Les jeunes gens iront au combat, les hommes mariés forgeront des armes et transporteront les subsistances. Les femmes feront des tentes, des habits et serviront dans les hôpitaux ; les enfants mettront les vieux linges en charpie, les vieillards se feront porter sur les places publiques pour exciter le courage des guerriers, inspirer la haine des rois et proclamer l'unité de la République."

Héroïque déclaration que BELLEGARDE venait faire retentir dans nos pays de l'Ouest, en même temps qu'il devait en précipiter et en surveiller l'exécution près des municipalités, du peuple, de l'armée, voire même des généraux, dont plusieurs, par de fréquents insuccès, avaient excité la défiance de la Convention ...

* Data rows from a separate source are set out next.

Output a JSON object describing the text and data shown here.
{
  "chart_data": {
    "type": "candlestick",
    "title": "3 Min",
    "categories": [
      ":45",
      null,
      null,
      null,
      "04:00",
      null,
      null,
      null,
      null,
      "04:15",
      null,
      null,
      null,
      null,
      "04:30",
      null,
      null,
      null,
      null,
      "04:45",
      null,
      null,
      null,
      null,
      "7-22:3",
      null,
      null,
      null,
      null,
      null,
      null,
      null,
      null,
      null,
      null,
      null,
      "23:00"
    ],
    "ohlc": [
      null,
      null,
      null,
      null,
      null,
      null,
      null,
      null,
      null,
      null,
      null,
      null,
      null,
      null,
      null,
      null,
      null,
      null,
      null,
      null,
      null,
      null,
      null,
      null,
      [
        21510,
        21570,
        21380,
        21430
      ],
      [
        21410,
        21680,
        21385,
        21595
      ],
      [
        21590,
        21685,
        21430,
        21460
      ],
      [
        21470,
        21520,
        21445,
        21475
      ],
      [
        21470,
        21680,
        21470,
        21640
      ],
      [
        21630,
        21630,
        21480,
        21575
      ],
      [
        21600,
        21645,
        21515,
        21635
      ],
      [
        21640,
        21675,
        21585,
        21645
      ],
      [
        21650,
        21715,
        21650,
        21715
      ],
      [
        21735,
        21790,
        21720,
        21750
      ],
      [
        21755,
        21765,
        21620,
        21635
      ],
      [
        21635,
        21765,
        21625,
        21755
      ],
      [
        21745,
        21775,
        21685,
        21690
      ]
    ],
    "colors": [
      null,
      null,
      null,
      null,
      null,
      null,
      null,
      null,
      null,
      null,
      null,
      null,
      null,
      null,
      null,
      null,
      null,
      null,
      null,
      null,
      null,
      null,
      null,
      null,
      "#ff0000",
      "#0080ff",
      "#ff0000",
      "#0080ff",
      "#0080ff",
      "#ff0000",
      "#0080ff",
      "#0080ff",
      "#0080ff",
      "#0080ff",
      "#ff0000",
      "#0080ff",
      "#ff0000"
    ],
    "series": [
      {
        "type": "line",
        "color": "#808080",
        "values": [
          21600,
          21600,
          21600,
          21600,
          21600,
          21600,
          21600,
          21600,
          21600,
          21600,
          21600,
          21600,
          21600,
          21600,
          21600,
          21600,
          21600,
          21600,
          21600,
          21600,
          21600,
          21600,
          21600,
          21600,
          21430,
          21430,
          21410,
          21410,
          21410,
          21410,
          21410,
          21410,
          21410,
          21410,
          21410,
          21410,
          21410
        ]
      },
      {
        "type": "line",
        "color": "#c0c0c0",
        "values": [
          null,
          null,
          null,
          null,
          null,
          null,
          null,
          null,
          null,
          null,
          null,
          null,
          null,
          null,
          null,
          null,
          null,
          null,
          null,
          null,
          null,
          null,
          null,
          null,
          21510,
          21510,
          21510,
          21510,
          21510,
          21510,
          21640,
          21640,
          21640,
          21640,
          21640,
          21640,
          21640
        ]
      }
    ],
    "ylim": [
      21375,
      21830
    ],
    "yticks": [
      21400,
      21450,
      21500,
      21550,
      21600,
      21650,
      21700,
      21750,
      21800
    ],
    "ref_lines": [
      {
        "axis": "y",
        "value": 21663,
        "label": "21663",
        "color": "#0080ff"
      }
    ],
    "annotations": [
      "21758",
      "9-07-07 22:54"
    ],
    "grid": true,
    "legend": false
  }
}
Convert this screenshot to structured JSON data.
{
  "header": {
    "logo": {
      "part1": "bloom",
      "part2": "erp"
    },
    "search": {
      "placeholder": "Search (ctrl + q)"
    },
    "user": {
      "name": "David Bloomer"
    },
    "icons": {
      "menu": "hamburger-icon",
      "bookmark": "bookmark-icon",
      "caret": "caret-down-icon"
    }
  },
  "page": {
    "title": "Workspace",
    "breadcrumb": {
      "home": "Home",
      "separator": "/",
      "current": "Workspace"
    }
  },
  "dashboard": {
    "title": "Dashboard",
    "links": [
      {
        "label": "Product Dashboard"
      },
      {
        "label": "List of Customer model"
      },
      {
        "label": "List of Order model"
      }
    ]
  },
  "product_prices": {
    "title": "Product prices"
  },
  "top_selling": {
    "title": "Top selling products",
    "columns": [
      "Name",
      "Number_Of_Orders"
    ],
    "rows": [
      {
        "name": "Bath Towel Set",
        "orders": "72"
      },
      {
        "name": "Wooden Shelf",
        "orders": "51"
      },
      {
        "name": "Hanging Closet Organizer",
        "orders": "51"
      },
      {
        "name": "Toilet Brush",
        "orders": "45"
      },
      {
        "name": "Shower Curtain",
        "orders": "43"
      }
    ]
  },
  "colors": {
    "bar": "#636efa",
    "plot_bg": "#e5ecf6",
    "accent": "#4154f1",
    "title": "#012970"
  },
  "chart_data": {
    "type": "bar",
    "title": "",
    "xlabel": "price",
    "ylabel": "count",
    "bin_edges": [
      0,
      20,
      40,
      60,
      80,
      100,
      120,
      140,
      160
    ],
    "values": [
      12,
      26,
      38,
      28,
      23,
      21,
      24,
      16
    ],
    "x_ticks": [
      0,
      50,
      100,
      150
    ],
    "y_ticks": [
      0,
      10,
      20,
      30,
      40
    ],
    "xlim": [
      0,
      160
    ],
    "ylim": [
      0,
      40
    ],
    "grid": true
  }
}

Le 24 septembre, lui et ses collègues prenaient l'arrêté suivant :

"Nous, représentants du peuple, réunis à la Châtaigneraie, instruits que la division commandée par le général Mieszkowsky vient d'essuyer un échec près de Saint-Fulgent ; que cet évènement malheureux pourrait avoir des suites plus fâcheuses si l'énergie des amis de la liberté ne redoublait avec les revers qu'ils éprouvent ;
Considérant que le premier besoin pour les vrais républicains est de poursuivre jusqu'à la mort les brigands dont l'existence est la cause de leurs maux ...
Arrêtons :
Art. 1er - Les administrateurs des départements de la Charente et de la Charente-Inférieure feront partir de suite pour les lieux ci-après indiqués les jeunes gens appelés à défendre la patrie par décret du 23 de ce mois dernier.
Art. 2 - Les citoyens du département de la Charente se rendront à Niort le 4 octobre prochain et ceux de la Charente-Inférieure se rendront à Luçon le 2 du même mois ...
La Châtaigneraie, le 24 septembre 1793, l'an second de la République une et indivisible .
(Signé) FAYOU, BELLEGARDE." ...

Sa mission se terminait le 25 novembre.

Le 7 janvier 1794, il défendit Westermann au sein de la Convention ; le 18 février, il fut nommé secrétaire ; et après le 9 thermidor, il fut envoyé une seconde fois à l'armée du Nord. Il suivit l'armée française en Hollande, adressa une proclamation aux Bataves, pour les engager à se révolter contre le stathouder.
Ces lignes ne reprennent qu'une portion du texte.